Adobe Flash has a long history is security vulnerabilities and now Facebook’s Cheif of Security, Alex Stamos, has tweeted that Adobe set an end-of-life date for the insecure platform. This comes shortly after Mozilla and Firefox both stopped supporting Adobe Flash on default browsers. Now, in order for users to enable Java they must change it manually in each internet browser settings.

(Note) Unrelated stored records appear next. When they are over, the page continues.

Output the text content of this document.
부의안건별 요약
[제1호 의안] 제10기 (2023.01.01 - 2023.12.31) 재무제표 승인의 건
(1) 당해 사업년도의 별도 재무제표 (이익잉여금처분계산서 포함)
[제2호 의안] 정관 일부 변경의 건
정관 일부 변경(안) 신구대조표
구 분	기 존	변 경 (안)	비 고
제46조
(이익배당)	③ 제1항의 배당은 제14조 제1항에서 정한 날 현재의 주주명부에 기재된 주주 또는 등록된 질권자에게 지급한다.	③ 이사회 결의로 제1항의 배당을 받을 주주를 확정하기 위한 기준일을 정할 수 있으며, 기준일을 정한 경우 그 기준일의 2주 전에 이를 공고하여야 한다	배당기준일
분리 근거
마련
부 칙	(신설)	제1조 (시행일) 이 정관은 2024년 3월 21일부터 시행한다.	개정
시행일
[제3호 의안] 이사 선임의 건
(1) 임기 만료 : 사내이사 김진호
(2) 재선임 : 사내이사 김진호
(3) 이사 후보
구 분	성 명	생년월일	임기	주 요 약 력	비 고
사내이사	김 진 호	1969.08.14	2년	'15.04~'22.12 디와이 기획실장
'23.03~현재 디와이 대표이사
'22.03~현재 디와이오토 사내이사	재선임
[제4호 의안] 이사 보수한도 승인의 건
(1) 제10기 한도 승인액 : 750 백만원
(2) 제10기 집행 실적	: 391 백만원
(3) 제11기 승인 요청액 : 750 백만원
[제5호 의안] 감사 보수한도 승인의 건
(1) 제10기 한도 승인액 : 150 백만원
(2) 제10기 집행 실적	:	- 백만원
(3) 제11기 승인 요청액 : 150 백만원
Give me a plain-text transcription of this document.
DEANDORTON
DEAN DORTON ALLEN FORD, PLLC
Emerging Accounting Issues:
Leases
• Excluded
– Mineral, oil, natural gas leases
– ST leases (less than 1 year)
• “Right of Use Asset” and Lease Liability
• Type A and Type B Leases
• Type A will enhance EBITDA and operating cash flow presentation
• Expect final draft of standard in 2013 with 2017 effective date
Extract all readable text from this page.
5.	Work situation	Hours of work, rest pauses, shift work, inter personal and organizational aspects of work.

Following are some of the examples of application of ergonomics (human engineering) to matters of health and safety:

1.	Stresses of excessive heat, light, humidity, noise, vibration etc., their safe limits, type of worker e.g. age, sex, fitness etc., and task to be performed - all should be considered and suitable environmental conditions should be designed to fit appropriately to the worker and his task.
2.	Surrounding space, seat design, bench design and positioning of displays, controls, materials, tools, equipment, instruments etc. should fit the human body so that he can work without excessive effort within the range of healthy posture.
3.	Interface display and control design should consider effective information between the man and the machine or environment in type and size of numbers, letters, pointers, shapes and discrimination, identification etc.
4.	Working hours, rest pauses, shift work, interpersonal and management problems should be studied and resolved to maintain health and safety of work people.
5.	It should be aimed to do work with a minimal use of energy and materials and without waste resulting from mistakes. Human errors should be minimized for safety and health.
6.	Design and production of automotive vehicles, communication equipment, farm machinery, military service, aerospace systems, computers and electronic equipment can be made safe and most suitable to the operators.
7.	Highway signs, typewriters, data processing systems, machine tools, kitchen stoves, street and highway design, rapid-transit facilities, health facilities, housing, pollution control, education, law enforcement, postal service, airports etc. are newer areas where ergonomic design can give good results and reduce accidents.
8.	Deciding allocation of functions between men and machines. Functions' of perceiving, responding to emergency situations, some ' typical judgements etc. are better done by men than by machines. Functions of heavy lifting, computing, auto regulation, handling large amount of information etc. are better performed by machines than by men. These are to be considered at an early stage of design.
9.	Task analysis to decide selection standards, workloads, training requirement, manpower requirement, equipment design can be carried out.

Why is Adobe Flash so vulnerable now?
Reportedly, last week, a company called The Hacking Team, was itself hacked by an unknown individual by using a new Adobe Flash exploit. The Hacking Team is a controversial company because it sells targeted malicious software and other exploits to governments and organizations which have been compromised. The unknown hackers used three vulnerabilities in Adobe Flash which have been identified by US-CERT, and need to be updated in order to keep them secure. These security flaws are only few of many which Adobe has had to respond to immediately, and caused two major internet browsers to drop them by default.
Where is Adobe Flash used?
Adobe Flash was the default programming platform for videos and moving graphics for advertisements before HTML5 was released in October of 2014. Since then many websites including YouTube have switched over to the newer, more secure programming language.
Should I get rid of Adobe Flash?
Adobe Flash is being phased out as an internet standard, however many websites still use the software in some places. Adobe Flash is much more vulnerable on the internet so we recommend to install a paid anti-virus, and make sure that you always update Adobe Flash as soon as a new update is released (but watch out for the extra installations they prompt you to install like McAfee and Google Chrome). If you are worried about your system and want to make sure that your network is as secure as possible it might be a good idea to remove or disable Adobe Flash from your computer.